Y ahora vuelvo sobre el asunto de lo nacional. Lo que ha convertido este sentimiento en sospechoso es el nacionalismo de carácter externo, el de las proezas, las medallas de oro y las cifras de exportación. No estoy hablando de ese sentimiento que me invade cuando en Tokio oigo los aplausos dedicados a la orquesta del Concertgebouw interpretando a Mahler, sino de ese sentimiento, como el de ahora, de estar delante de algo que –por muy universal que sea– tiene más que ver conmigo que con el americano que tengo al lado. No hay que tener miedo al ridículo, de modo que vuelvo sobre lo mismo: esas dos personas del cuadro son compatriotas, una palabra que también contiene una gran carga emocional, sobre todo para gente que no viaja mucho. Para mí los compatriotas son poco frecuentes, personas aisladas con las que me cruzo de vez en cuando. Yo sería capaz de hablar con esas figuras del cuadro, aunque ya sé que ésta es una observación absurda. Pero no es tan absurda la idea de que yo sé más de esas figuras del cuadro que mi vecino americano, quien por cierto se ha marchado enseguida; yo comparto un pasado con esas figuras, y aunque el mío sea más largo, yo conozco su historia, aun siendo esa historia para ellos en parte nueva y para mí vieja, y, lo que es más, conozco su ciudad y conozco su interior: yo mismo vivo en una casa similar.

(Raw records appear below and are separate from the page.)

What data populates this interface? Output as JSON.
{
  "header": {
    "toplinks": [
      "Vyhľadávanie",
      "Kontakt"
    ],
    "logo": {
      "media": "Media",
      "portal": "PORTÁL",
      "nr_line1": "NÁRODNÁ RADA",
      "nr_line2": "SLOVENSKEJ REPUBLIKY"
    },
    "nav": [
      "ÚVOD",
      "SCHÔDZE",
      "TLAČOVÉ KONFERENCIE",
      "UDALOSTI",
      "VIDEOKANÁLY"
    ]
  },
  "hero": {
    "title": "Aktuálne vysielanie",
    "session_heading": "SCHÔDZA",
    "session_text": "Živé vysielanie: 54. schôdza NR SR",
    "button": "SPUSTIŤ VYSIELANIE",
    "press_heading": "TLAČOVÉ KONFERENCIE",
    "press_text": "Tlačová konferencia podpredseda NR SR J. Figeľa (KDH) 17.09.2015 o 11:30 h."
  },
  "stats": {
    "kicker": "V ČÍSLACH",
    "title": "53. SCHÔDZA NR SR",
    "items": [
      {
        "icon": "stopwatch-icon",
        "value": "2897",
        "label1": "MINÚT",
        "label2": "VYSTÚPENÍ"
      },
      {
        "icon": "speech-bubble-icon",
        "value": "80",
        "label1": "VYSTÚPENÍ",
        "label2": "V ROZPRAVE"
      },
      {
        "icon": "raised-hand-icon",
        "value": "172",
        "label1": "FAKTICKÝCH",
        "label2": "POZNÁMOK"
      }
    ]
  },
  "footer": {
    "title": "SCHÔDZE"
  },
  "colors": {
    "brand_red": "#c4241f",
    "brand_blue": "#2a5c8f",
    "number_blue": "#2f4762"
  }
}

Al alzar la vista veo a mi compatriota viva, la muchacha de la blusa azul, recorriendo con su madre la gran sala que hay un poco más allá. Como forastero que viaja solo, me gustaría hablarle a la chica de Vermeer, porque sé que compartimos algo al respecto, y si ella no lo sabe, podría explicárselo. Pero jamás haría semejante cosa. No soy capaz de abordar a extraños. ¿No soy capaz? Vamos a verlo. El Frick Museum, establecido en una mansión como un fuerte en Central Park, fue en otros tiempos residencia del magnate del acero y del carbón Frick. El carbón que él extraía –no personalmente– de la tierra, lo usó para adquirir arte y bellos objetos. Éstos están depositados en el museo y llevan casi todos su nombre, no el de los excavadores individuales. Debió de ser una casa rica, bastante ostentosa. Como museo tiene cierta gracia. Las cosas están dispuestas en un orden un poco extraño. El mobiliario en que, a principios de siglo, los Fricks recibían a otros barones del carbón y a las gentes que rodeaban a éstos se expone detrás de unas cuerdas de bombasí como un monumento a un tiempo pasado que continúa su proceso de descomposición invisible y silencioso.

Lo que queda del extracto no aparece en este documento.